Il testo si trova sul sito dell’Associazione To Hellenikon ma lo metto a disposizione anche come pdf: Un contributo per il CUN sullo schema di pre-ruolo proposto dalla commissione Bernini (14.6.2024)
salvatore giarrusso
Carissimo Professore, come Lei sa, il mio osservatorio è singolare e modesto. Da questo mio percorso, pensavo di trovare nell’università un mondo meraviglioso e invece scopro tante criticità. La lettera della Nostra Studentessa, meravigliosa, mi porta ad una comparazione fra competenze improprie ma, utili per esprimere la mia rabbia che se non superiore, è uguale a quella della studentessa. Nel mio mondo, (Metalmeccanico, saldatori e tubisti), ti puoi comprare tutti i CFU (patentini) che vuoi. Nel momento che ti presenti per un lavoro, devi fare le prove d’arte e dimostrare le competenze che hai.

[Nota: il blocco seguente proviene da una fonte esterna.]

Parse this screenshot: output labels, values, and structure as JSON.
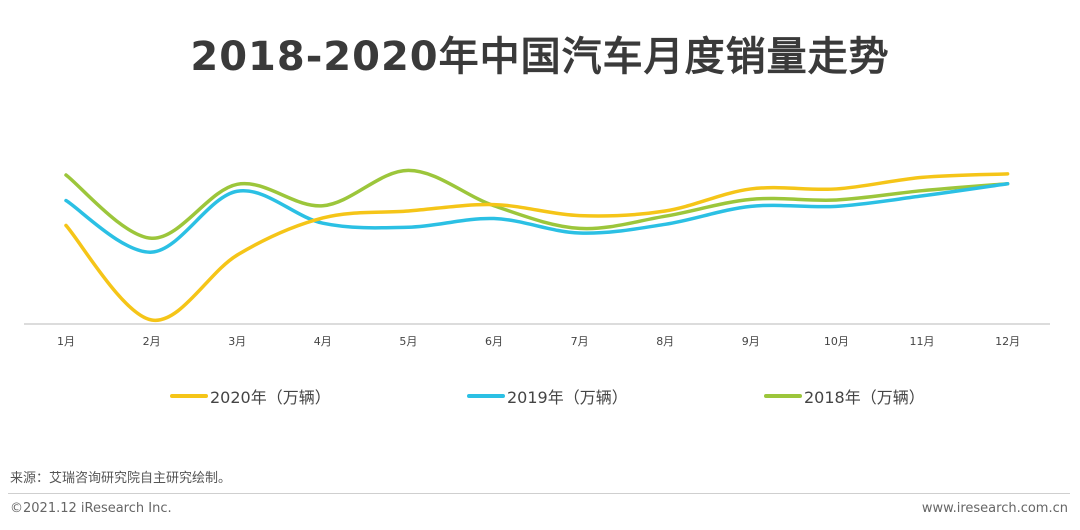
{
  "title": "2018-2020年中国汽车月度销量走势",
  "chart_data": {
    "type": "line",
    "title": "2018-2020年中国汽车月度销量走势",
    "xlabel": "",
    "ylabel": "万辆",
    "ylim": [
      0,
      300
    ],
    "grid": false,
    "legend_position": "bottom",
    "categories": [
      "1月",
      "2月",
      "3月",
      "4月",
      "5月",
      "6月",
      "7月",
      "8月",
      "9月",
      "10月",
      "11月",
      "12月"
    ],
    "series": [
      {
        "name": "2020年（万辆）",
        "color": "#f5c518",
        "values": [
          194,
          31,
          143,
          207,
          219,
          230,
          211,
          219,
          257,
          257,
          277,
          283
        ]
      },
      {
        "name": "2019年（万辆）",
        "color": "#2bc0e4",
        "values": [
          237,
          148,
          253,
          198,
          191,
          206,
          181,
          196,
          227,
          227,
          245,
          266
        ]
      },
      {
        "name": "2018年（万辆）",
        "color": "#9cc63b",
        "values": [
          281,
          172,
          265,
          228,
          289,
          228,
          189,
          210,
          239,
          238,
          254,
          266
        ]
      }
    ]
  },
  "legend": [
    {
      "label": "2020年（万辆）",
      "color": "#f5c518"
    },
    {
      "label": "2019年（万辆）",
      "color": "#2bc0e4"
    },
    {
      "label": "2018年（万辆）",
      "color": "#9cc63b"
    }
  ],
  "source": "来源：艾瑞咨询研究院自主研究绘制。",
  "copyright": "©2021.12 iResearch Inc.",
  "website": "www.iresearch.com.cn"
}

In questo nuovo mondo dove mi trovo, vivo la drammaticità dei miei giovani colleghi, la loro angoscia, la nostra impotenza e, penso che se non si riflette seriamente su questa denuncia a partire dai rappresentanti degli studenti, l’università per censo è inevitabile. La cultura può salvarci o, può affossarci a condizione che prenda una strada virtuosa. Una strada che sia una cultura diffusa, permanente, gratis, esercitata da tutti. Una cultura dove prevalgano le “prove d’arte”, le competenze al posto dei soldi e delle disponibilità economiche.
Michele Del Vecchio
Caro Alberto, i due testi che mi hai inviato, il tuo e quello della “studentessa”, -davvero stupenda nella implacabile e luminosa forza del suo coraggio e della verità che entrambi sorreggono la sua argomentata e dettagliata denuncia- li ho letti con sentimenti e stati d’animo simili a quelli che hanno ispirato i vostri scritti. Essi sono due testimonianze di alto profilo che non esito a definire “tragiche” in quanto mettono in luce il collasso spirituale, intellettuale e politico di un paese, il nostro, che per colpevole ignavia ha dismesso il precedente sistema scolastico – forse non adatto a fronteggiare la scolarizzazione di massa-ma capace comunque di assicurare una formazione dignitosa ai suoi studenti.A partire dai primi anni sessanta del secolo scorso è iniziato il lavoro di smantellamento della precedente architettura scolastica. L’operazione è stata condotta, quasi sempre, da un ceto politico non alla altezza del compito. Inoltre l’appoggio dei sindacati scuola e il sostegno dei ministeriali hanno avuto una importanza decisiva nell’ avviare una stagione di riforme della scuola sulle quali ha avuto un peso enorme il ’68 che nel frattempo si era imposto nel paese. Da allora la scuola italiana, e il sistema universitario, ne hanno viste di tutti i colori. La grave crisi in cui ancora ci troviamo non lascia sperare, purtroppo, in vie di uscita ravvicinate e convincenti.